There's something wrong with the school situation, as well. Learning is everyone's right, but attending school is a privilege. Why should the students and the teacher waste time on a bully who cares nothing for learning and only for power and perverse entertainment? If the cobbler's son can be studious and polite, what would be wrong with expecting the baker's son to stop punching him everyday when arithmetic class starts?
Most people want to live in peace; why must impulsive, annoying behavior be tolerated just because no one wants to stand up to a bully? Just like at this Clan Gathering Rainer was telling me about. Gad Ur-Raffen didn't need to tease and antagonize Danner. If he was so desperate for a way to expend mental and physical energy, he could take up tennis. Instead, when my friend stood up to him, she was the one who was fined, mostly because no one wanted to see the forest set on fire or the Elders' Hall burnt to the ground.
I turned to Rainer in the low light of the twig fire. "In Gadder's fury, did he burn down the privy?"
"No.

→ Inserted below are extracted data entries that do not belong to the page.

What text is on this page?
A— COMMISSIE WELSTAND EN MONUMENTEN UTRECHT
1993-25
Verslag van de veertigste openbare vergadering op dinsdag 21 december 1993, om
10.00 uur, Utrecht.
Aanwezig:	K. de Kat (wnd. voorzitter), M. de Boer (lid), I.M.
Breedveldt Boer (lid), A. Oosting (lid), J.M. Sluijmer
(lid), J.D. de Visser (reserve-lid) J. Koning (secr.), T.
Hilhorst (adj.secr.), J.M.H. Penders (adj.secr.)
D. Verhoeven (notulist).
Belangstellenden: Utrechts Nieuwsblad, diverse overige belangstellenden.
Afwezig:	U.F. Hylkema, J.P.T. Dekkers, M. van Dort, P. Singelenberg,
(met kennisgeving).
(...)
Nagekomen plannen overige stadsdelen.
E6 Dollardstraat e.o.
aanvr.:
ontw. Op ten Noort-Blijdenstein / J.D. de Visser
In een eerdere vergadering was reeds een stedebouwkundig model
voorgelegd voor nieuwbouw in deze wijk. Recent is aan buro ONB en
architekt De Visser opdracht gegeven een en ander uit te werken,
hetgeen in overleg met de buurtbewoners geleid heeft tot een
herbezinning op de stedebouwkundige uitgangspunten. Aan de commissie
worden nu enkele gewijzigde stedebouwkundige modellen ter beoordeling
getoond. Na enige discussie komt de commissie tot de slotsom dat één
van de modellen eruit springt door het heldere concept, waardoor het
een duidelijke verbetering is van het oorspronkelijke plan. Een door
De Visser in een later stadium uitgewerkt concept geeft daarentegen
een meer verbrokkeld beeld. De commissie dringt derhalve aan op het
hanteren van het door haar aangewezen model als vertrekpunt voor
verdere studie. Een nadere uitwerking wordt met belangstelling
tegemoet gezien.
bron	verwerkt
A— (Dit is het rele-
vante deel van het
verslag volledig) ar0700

He could call no fire because Danner had soaked his pants with rum after she knotted his belt." Rainer peered at the herbs hanging from the ceiling of my cave. "Danner's learned a lot from you."
"And I suppose you're here to fine me fifty gold pieces for that."
"No," she said, pulling a leather sack from her belt. "I'm here for you to hide fifty gold pieces someone stole from the Raffen Clan because they didn't think the Raffen should be rewarded for being pests."
I took the bag from her and dropped it behind the trunk. "I still have a lot to learn from you, too, Rainer."